Benim gibi siz de Kuran’ı okuduysanız bu kutsal kitabında imanlı olmayanlara karşı şiddeti hoş gören pek çok ayet olduğunu bilirsiniz. Muhammed’in bütün Arabistan’ı 10 yılda ve onu izleyenlerin İspanya’dan Hindistan’a kadar olan toprakları 100 yılda, kanlı işgallerle ele geçirmesini ‘sadece kendini savunma amacıyla’ olduğunu mu düşünmeliyiz? Bunlar kanlı işgalden başka bir şey değildi, bu kadar basit.
Beni Yanlış Anlamayın! Ne siz ne de ben yüzyıllar önce olanları değiştirebiliriz. Bizim hatamız değildi. Ama geriye dönüp tarihe baktığımız zaman tarih konusunda dürüst olmamız gerekir, öyle değil mi?

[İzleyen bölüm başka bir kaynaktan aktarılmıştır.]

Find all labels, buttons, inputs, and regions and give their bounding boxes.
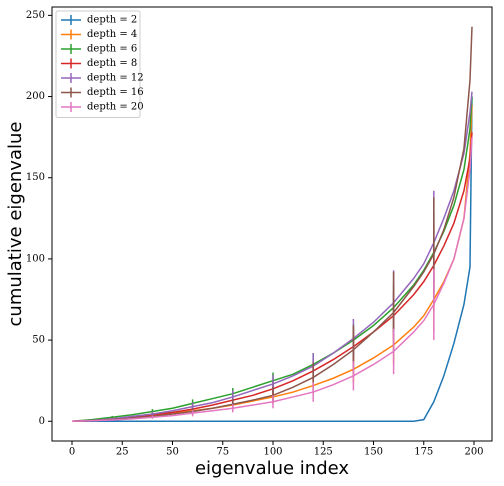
y-tick-label: 100: [26, 253, 45, 264]
legend-label: depth = 12: [87, 73, 144, 84]
x-tick-label: 50: [166, 447, 179, 458]
plot-frame: [51, 6, 493, 442]
x-tick-label: 200: [464, 447, 483, 458]
legend-label: depth = 20: [87, 102, 144, 113]
x-tick-label: 150: [364, 447, 383, 458]
x-tick-label: 25: [116, 447, 129, 458]
y-tick-label: 150: [26, 172, 45, 183]
x-tick-label: 175: [414, 447, 433, 458]
legend-label: depth = 2: [87, 15, 137, 26]
y-tick-label: 200: [26, 91, 45, 102]
x-tick-label: 0: [69, 447, 75, 458]
x-tick-label: 100: [263, 447, 282, 458]
y-tick-label: 50: [32, 335, 45, 346]
y-tick-label: 0: [39, 416, 45, 427]
legend-label: depth = 4: [87, 29, 137, 40]
x-axis-label: eigenvalue index: [195, 458, 349, 479]
y-axis-label: cumulative eigenvalue: [5, 122, 26, 327]
legend-label: depth = 16: [87, 87, 144, 98]
y-tick-label: 250: [26, 10, 45, 21]
legend-label: depth = 8: [87, 58, 137, 69]
series-line: [72, 96, 473, 423]
legend-label: depth = 6: [87, 44, 137, 55]
legend-box: [55, 10, 141, 118]
x-tick-label: 125: [314, 447, 333, 458]
x-tick-label: 75: [216, 447, 229, 458]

Bu konuda düşünürken Tanrı’nın Eski Antlaşma’da Kenan’daki kentlerin yıkımıyla ilgili buyruğunun belirli bir halka, belirli bir zamanda ve yerde belli bir amaca yönelik olduğunu unutmayın. Bu dönemden sonra, başka hiçbir yerde Tanrı’nın İsrail ulusuna gidip başka putperest halkları yok etmeleri buyruğu verdiğini görmüyoruz, ne kendilerini savunmak ne de göklerinde yerin gerçek Tanrısı’na imanı yaymak için.

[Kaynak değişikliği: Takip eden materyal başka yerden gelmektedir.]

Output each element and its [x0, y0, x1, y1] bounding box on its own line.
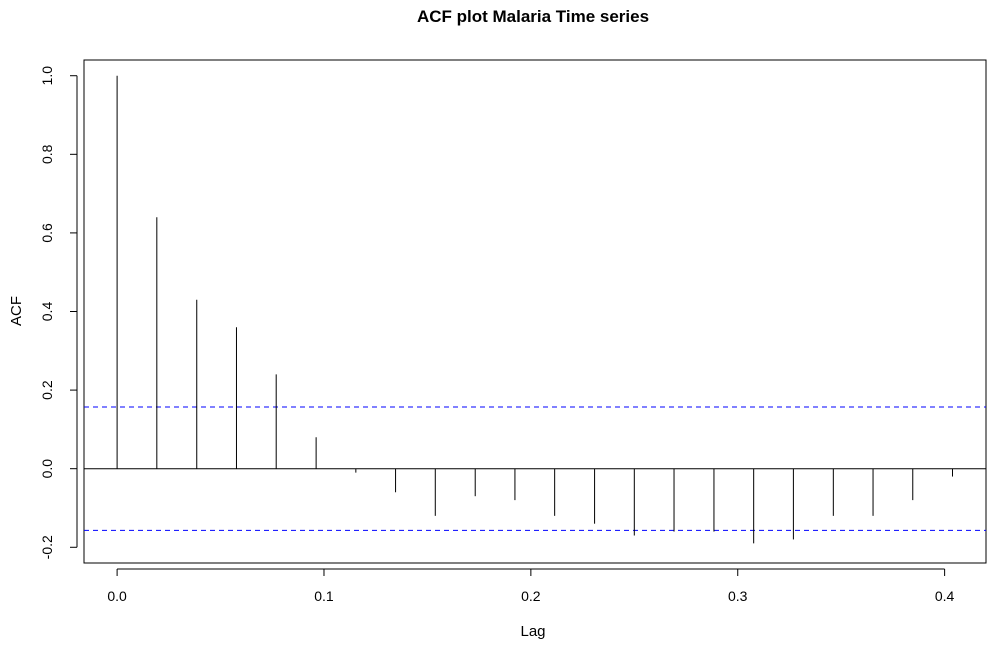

Nitekim Kuran’daki öldürme başka inançlara bağlı insanlarla sınırlı değildir. İslam inancını terk edenler için de geçerlidir. İslam Yasası’na göre İslam’dan dönen kişinin öldürülmesi gerekir. Bu konuda eski ve yeni Müslüman akademisyenler arasında farklı görüşler yoktur. Bazılarının Kuran’da İslam’dan dönen kişinin sadece sonraki dünyada cezalandırılacağını söylediğini savunduğunu biliyorum. Nahl 16:106-107’de bu düşüncenin temelini görebiliyorum. Kuşkusuz, siz, ben ve sokağın aşağısındaki kahvehanedeki bütün adamlar Kuran’ın ne söylediği konusunda kendi düşüncelerimizi ileri sürebiliriz. Fakat söz konusu Nisa 4:89 olduğunda bu ayetin anlamına karşı çıkmak haddimize düşmez, öyle değil mi? Bu ayet ne diyor? “Arzu ettiler ki kendilerinin küfre saptıkları gibi siz de sapasınız da beraber olasınız. Bu sebeple, onlar Allah yolunda hicret edinceye kadar içlerinden dost edinmeyin. Eğer bundan yüz çevirirlerse onları yakalayın ve bulduğunuz yerde öldürün. Onlardan ne bir dost edinin, ne de bir yardımcı.”
1979’da ölen Abul Ala Mawdudi, Cemaat-i İslam’ın kurucusudur. Kendisinin 20. yüzyılın en etkili Müslüman düşünürü olduğu söylenir. Çağımızda İslam’ın yeniden canlanmasının sorumlusu olduğu düşünülüyor. Mutlaka onun hakkında duymuşsunuz ya da yazılarını okumuşsunuzdur. Kuran’ın bütün imandan dönenler için ölümü öngördüğünü savunuyor ve buna kanıt olarak Tevbe 9’u kullanıyor. Kuran’ın tefsiriyle tanınan Baydawi, Nisa 4:89’un aynı anlama geldiğini söylüyor. İbn-Kathir de aynı şekilde, “Açıkça ya da gizli olarak inancından dönen kişiyi alın ve bulduğunuz yerde öldürün, diğer bütün imansızlar gibi” diyor. Ben akademisyen değilim ama bu ayetin anlamını anlamak için akademisyen olmak gerekir mi?